Se questionner sur la nature des choses et les procédés, c’est exactement ce que fait Debbie Mielewski au quotidien. OEuvrant chez Ford depuis 32 ans – dans le domaine de la recherche et du développement –, elle est la principale responsable technique des matériaux durables et des matériaux de pointe. « Henri Ford croyait que l’automobile et l’agriculture pouvaient travailler de pair, a-t-elle mentionné. Aujourd’hui, nous poursuivons avec cette même vision. » De nombreux produits issus des moissons entrent dans la fabrication des voitures.

Par exemple, des millions de kilos de fèves de soya que les agriculteurs ontariens laissent sécher dans les champs servent à l’élaboration de matériaux qui se retrouvent dans les sièges et les appuis-tête. Pour eux, cela constitue une source de revenus supplémentaire. « Toutefois, il y a près de 200 kg (400 lb) de plastique dans les voitures et il faudrait réussir à les évacuer. »

Ford utilise la technologie de la « PlantBottle » développée par Coca-Cola, qui a parcouru les grandes foires automobiles mondiales. (Photo : Ford)

Du potentiel dans les rebuts

Là où la plupart des gens voient des déchets, la chercheuse – qui détient plus d’une dizaine de brevets – voit un potentiel inexploité. C’est justement en pensant à la tequila, une boisson qu’elle dit apprécier, que l’idée de réutiliser l’écorce d’agave servant à sa fabrication a germé. Un partenariat avec le distilleur Jose Cuervo a même été conclu.

« Souvent, les matériaux biosourcés sont plus performants que les matières traditionnellement utilisées, entre autres parce qu’ils contribuent à réduire le poids du véhicule et son besoin en carburant », expose-t-elle. En travaillant avec Heinz, le constructeur américain récupère des tonnes de résidus de tomates chaque année. Les pelures séchées contribuent à renforcer la fibre de plastique. Même les vieux billets de banque américains déchiquetés entrent dans la construction des voitures. « Attention, Monnaie royale canadienne, a blagué Mme Mielewski, nous pourrions éventuellement avoir des vues sur vos anciennes devises… »

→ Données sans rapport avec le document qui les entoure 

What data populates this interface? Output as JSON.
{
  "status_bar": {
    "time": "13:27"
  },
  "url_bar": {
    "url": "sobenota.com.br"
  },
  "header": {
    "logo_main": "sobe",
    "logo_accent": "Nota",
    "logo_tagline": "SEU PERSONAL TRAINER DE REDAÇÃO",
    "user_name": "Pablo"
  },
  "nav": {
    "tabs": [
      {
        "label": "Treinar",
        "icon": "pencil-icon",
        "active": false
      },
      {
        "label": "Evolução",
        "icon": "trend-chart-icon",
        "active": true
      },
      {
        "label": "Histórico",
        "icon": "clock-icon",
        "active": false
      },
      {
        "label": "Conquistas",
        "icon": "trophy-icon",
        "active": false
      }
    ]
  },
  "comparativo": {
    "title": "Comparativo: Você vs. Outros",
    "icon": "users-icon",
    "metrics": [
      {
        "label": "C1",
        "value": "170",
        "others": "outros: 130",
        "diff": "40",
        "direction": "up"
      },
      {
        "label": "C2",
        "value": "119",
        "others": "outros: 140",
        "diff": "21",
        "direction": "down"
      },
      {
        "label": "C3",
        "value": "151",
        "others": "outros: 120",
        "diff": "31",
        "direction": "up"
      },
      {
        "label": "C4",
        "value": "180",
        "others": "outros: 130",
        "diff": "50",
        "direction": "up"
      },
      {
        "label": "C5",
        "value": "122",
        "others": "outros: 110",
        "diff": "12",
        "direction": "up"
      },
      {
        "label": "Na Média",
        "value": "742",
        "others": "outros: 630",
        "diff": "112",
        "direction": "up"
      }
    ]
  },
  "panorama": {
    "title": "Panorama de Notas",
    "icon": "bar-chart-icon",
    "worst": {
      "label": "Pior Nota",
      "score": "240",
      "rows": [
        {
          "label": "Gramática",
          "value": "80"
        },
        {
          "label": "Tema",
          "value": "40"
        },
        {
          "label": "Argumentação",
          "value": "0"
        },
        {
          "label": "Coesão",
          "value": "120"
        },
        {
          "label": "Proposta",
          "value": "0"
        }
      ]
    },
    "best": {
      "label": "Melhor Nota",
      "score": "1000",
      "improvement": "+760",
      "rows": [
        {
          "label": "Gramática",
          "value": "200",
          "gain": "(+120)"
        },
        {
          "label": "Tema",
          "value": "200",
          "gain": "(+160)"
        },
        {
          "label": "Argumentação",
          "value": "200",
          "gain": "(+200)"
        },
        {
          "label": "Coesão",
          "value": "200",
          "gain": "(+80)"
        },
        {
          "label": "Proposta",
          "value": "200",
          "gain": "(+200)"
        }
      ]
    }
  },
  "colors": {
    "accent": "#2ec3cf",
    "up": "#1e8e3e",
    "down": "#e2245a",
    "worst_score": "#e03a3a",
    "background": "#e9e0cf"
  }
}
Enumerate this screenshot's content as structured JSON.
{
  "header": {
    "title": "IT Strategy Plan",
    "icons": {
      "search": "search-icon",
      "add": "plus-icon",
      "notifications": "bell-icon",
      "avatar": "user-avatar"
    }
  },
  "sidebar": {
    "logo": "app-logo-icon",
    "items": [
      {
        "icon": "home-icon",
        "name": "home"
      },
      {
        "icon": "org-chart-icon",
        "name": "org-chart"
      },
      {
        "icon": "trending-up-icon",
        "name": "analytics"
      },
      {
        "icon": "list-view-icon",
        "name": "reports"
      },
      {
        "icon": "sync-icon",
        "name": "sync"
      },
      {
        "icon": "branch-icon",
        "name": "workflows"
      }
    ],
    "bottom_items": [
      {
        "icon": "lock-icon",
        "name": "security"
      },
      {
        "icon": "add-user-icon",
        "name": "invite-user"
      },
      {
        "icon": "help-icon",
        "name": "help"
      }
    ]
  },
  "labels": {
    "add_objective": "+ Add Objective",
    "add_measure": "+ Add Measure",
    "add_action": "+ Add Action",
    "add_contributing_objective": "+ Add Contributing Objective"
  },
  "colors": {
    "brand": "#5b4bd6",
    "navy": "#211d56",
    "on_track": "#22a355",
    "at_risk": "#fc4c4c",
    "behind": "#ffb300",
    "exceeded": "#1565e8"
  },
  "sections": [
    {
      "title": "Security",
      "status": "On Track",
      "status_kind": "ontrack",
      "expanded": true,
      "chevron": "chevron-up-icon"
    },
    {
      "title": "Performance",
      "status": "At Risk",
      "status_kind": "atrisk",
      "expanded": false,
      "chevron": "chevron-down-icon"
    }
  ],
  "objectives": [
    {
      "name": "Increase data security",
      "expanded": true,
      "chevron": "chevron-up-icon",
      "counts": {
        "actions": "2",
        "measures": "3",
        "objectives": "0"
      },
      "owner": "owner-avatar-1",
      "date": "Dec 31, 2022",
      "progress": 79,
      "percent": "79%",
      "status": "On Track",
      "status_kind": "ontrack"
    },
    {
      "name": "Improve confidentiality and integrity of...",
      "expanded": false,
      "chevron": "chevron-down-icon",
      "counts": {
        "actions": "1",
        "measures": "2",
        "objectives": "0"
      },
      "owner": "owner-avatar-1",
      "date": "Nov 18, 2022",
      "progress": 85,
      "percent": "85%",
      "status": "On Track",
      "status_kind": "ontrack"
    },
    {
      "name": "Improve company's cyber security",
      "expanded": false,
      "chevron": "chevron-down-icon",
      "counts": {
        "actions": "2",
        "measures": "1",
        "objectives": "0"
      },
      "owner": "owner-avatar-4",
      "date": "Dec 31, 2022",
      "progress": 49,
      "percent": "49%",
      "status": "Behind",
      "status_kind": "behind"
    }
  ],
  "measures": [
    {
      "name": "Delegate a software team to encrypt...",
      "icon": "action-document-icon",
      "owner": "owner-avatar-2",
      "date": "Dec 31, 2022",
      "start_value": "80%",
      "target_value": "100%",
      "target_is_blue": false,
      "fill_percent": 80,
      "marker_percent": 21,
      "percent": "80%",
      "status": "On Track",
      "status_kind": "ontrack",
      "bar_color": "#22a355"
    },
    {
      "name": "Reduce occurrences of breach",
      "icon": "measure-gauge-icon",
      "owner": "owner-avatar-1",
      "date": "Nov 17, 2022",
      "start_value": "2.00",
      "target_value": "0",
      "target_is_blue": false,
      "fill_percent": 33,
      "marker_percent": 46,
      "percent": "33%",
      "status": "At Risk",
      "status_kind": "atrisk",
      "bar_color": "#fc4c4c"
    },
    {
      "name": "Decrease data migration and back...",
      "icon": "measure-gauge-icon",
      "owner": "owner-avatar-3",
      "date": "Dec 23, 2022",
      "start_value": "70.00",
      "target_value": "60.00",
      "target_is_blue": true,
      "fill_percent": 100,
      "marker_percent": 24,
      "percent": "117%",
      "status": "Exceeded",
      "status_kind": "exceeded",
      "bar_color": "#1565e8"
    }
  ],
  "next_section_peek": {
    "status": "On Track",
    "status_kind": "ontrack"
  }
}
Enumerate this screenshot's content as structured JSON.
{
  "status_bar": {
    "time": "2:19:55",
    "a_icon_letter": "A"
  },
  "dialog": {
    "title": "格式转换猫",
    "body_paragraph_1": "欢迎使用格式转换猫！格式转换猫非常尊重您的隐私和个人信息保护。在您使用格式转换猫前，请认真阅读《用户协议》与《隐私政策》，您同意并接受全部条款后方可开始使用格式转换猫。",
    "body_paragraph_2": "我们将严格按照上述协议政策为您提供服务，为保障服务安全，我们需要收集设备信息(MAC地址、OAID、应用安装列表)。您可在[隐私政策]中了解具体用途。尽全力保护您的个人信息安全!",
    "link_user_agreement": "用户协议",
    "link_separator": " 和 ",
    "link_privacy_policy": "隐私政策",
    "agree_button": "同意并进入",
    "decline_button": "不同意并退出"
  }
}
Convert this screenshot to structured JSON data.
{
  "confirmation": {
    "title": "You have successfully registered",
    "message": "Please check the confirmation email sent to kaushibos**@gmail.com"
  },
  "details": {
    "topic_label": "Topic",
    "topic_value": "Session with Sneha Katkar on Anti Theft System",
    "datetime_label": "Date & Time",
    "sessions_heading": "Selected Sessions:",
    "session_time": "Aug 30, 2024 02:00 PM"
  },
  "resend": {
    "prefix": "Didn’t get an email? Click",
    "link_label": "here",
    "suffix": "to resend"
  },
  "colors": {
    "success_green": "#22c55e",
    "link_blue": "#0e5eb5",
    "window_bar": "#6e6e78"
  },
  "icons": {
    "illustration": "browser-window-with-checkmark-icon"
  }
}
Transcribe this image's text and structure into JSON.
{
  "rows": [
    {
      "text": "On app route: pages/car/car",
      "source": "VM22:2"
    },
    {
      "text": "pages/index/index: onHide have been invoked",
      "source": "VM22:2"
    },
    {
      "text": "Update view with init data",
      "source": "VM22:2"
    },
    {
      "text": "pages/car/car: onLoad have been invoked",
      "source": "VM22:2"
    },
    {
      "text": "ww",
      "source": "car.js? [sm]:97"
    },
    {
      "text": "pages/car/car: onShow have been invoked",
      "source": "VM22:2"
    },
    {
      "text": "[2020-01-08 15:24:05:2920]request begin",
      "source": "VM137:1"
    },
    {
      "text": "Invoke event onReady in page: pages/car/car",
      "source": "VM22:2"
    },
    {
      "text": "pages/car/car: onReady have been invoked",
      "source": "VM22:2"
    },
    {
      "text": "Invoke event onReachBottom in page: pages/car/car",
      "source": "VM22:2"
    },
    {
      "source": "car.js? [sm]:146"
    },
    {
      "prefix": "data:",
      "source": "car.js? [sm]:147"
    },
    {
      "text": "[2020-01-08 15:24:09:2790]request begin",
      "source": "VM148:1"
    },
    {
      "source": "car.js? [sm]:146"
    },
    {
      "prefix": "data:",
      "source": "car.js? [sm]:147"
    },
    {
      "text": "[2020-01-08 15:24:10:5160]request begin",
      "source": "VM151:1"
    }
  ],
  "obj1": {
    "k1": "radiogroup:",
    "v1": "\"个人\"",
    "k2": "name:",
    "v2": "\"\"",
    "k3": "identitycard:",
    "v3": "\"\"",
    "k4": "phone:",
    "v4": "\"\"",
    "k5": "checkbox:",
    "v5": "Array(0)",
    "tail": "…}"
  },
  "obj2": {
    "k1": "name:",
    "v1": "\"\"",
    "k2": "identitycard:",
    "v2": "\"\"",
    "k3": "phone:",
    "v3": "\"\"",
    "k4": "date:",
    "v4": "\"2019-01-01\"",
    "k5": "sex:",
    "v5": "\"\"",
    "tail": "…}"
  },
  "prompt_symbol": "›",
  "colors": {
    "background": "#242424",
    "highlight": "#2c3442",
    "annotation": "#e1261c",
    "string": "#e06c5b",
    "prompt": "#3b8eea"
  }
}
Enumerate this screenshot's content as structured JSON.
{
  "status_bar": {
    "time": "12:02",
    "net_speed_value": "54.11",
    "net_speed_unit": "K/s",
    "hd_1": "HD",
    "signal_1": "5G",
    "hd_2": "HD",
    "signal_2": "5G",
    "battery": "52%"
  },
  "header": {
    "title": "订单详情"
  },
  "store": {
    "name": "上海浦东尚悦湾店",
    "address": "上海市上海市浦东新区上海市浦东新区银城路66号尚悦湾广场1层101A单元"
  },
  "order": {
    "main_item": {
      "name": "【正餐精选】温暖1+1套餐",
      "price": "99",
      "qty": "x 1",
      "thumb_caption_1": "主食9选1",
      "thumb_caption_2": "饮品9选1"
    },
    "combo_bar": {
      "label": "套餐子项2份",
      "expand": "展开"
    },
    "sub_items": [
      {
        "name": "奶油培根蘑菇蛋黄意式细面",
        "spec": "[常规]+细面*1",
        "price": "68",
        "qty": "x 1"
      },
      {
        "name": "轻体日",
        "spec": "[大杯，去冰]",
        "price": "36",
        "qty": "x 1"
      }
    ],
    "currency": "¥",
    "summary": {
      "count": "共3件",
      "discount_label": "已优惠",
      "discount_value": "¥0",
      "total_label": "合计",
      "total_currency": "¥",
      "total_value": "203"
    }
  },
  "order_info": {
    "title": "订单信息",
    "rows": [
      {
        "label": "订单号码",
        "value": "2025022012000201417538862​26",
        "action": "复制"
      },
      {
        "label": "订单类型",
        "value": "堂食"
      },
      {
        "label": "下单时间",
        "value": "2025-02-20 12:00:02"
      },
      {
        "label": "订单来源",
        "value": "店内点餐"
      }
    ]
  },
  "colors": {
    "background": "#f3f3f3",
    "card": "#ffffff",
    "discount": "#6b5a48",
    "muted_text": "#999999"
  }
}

Des partenariats improbables

Ce qui aurait été impensable il y a quelques années pour des raisons de concurrence devient aujourd’hui tangible. Ainsi, depuis 2002, Ford travaille avec Coca-Cola pour le partage de leurs connaissances mutuelles afin de développer de nouveaux produits exempts de pétrole. Il collabore aussi avec Nike avec ces mêmes visées. D’ailleurs, la chercheuse constate que lorsque le prix du carburant augmente, de telles innovations reçoivent un meilleur écho des grandes corporations.

Pour M. Masson et Mme Mielewski, les avantages des produits issus de la biomasse sont trop nombreux pour continuer à les ignorer. En plus de générer un revenu d’appoint aux agriculteurs et aux industries qui les fournissent, ces matériaux – une fois intégrés à la chaîne de production – contribuent à nous libérer un peu plus de notre dépendance au pétrole.